Tokyo-Ga

Wim Wenders, 1985 (Allemagne, États-Unis)

Wenders est au milieu des années 1980 dans une période faste. Gratifié d’une Palme d’or l’année passée pour Paris, Texas, et avant de réaliser Les ailes du désir, le réalisateur allemand emmène sa caméra à Tokyo pour y déceler de possibles correspondances avec les films d’un cinéaste qu’il admire et l’influence, Yasujiro Ozu (1903-1963). La mégapole moderne ressemble-t-elle encore à ce que le maître japonais en a capturé à trente centimètres du sol avec son antique caméra ? Le centre nerveux urbain du Japon vu au printemps 1985 se souvient-il de ce qu’il était entre 1930 et 1960, années durant lesquelles Ozu filme ?

Des extraits de Voyage à Tokyo (1953) introduisent et bouclent Tokyo-Ga. Entre temps, Wim Wenders croise Chishu Ryu, l’acteur fétiche d’Ozu, Yuharu Atsuta, son principal caméraman et directeur de la photographie ; de même, Werner Herzog qui, dans un immeuble en verre, évoque la difficulté de trouver « des images pures » dans la ville géante ainsi que Chris Marker qui entre deux chats montre le coin de son œil.

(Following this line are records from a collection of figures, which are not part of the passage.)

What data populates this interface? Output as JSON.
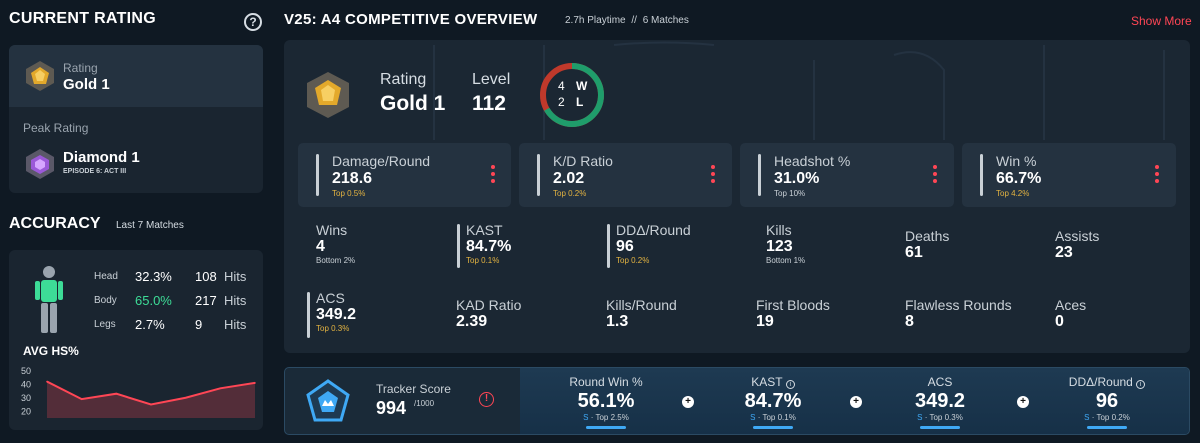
{
  "left": {
    "current_rating_title": "CURRENT RATING",
    "rating_label": "Rating",
    "rating_value": "Gold 1",
    "peak_label": "Peak Rating",
    "peak_value": "Diamond 1",
    "peak_episode": "EPISODE 6: ACT III",
    "accuracy_title": "ACCURACY",
    "accuracy_sub": "Last 7 Matches",
    "rows": [
      {
        "part": "Head",
        "pct": "32.3%",
        "hits": "108",
        "unit": "Hits"
      },
      {
        "part": "Body",
        "pct": "65.0%",
        "hits": "217",
        "unit": "Hits"
      },
      {
        "part": "Legs",
        "pct": "2.7%",
        "hits": "9",
        "unit": "Hits"
      }
    ],
    "avg_hs_title": "AVG HS%",
    "chart_ticks": [
      "50",
      "40",
      "30",
      "20"
    ]
  },
  "chart_data": {
    "type": "line",
    "title": "AVG HS%",
    "x": [
      1,
      2,
      3,
      4,
      5,
      6,
      7
    ],
    "values": [
      42,
      29,
      33,
      25,
      30,
      37,
      41
    ],
    "ylim": [
      15,
      55
    ],
    "yticks": [
      50,
      40,
      30,
      20
    ]
  },
  "header": {
    "title": "V25: A4 COMPETITIVE OVERVIEW",
    "playtime": "2.7h Playtime",
    "separator": "//",
    "matches": "6 Matches",
    "show_more": "Show More"
  },
  "overview": {
    "rating_label": "Rating",
    "rating_value": "Gold 1",
    "level_label": "Level",
    "level_value": "112",
    "wins": "4",
    "losses": "2",
    "w": "W",
    "l": "L",
    "win_fraction": 0.667
  },
  "cards": [
    {
      "label": "Damage/Round",
      "value": "218.6",
      "top": "Top 0.5%"
    },
    {
      "label": "K/D Ratio",
      "value": "2.02",
      "top": "Top 0.2%"
    },
    {
      "label": "Headshot %",
      "value": "31.0%",
      "top": "Top 10%"
    },
    {
      "label": "Win %",
      "value": "66.7%",
      "top": "Top 4.2%"
    }
  ],
  "stats": [
    {
      "label": "Wins",
      "value": "4",
      "sub": "Bottom 2%"
    },
    {
      "label": "KAST",
      "value": "84.7%",
      "sub": "Top 0.1%"
    },
    {
      "label": "DDΔ/Round",
      "value": "96",
      "sub": "Top 0.2%"
    },
    {
      "label": "Kills",
      "value": "123",
      "sub": "Bottom 1%"
    },
    {
      "label": "Deaths",
      "value": "61"
    },
    {
      "label": "Assists",
      "value": "23"
    },
    {
      "label": "ACS",
      "value": "349.2",
      "sub": "Top 0.3%"
    },
    {
      "label": "KAD Ratio",
      "value": "2.39"
    },
    {
      "label": "Kills/Round",
      "value": "1.3"
    },
    {
      "label": "First Bloods",
      "value": "19"
    },
    {
      "label": "Flawless Rounds",
      "value": "8"
    },
    {
      "label": "Aces",
      "value": "0"
    }
  ],
  "tracker": {
    "label": "Tracker Score",
    "score": "994",
    "max": "/1000",
    "cells": [
      {
        "label": "Round Win %",
        "value": "56.1%",
        "grade": "S",
        "top": "· Top 2.5%"
      },
      {
        "label": "KAST",
        "value": "84.7%",
        "grade": "S",
        "top": "· Top 0.1%"
      },
      {
        "label": "ACS",
        "value": "349.2",
        "grade": "S",
        "top": "· Top 0.3%"
      },
      {
        "label": "DDΔ/Round",
        "value": "96",
        "grade": "S",
        "top": "· Top 0.2%"
      }
    ],
    "plus": "+"
  },
  "colors": {
    "accent": "#ff4655",
    "gold": "#e3b341",
    "win": "#1f9d6b",
    "loss": "#c0392b",
    "body_green": "#3ddc97",
    "tracker_blue": "#3fa9f5"
  }
}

En parallèle, Wenders déambule et montre la ville : ses axes routiers et ferroviaires (les trains traversent les films d’Ozu), ses lumières multicolores, l’ambiance des salles de pachinko. Il sélectionne d’autres aspects culturels : le baseball (sport apprécié là-bas, voir Jugatsu de Kitano, 1990), le golf sur le toit des gratte-ciel et le rock ‘n’ roll dansé dans la rue comme les Américains le dansaient dans les années 1950. Le Japon sous perfusion culturelle américaine directe depuis la fin des années 1940 qu’Ozu a commencé à connaître mais peut-être encore absente de ses films. Comme au cours d’une promenade dans un cimetière, Wenders rend hommage à Yasujiro Ozu, réfléchit au cinéma et aux images et fait de Tokyo-Ga, un essai cinéphilique, presque géographique, assez envoûtant.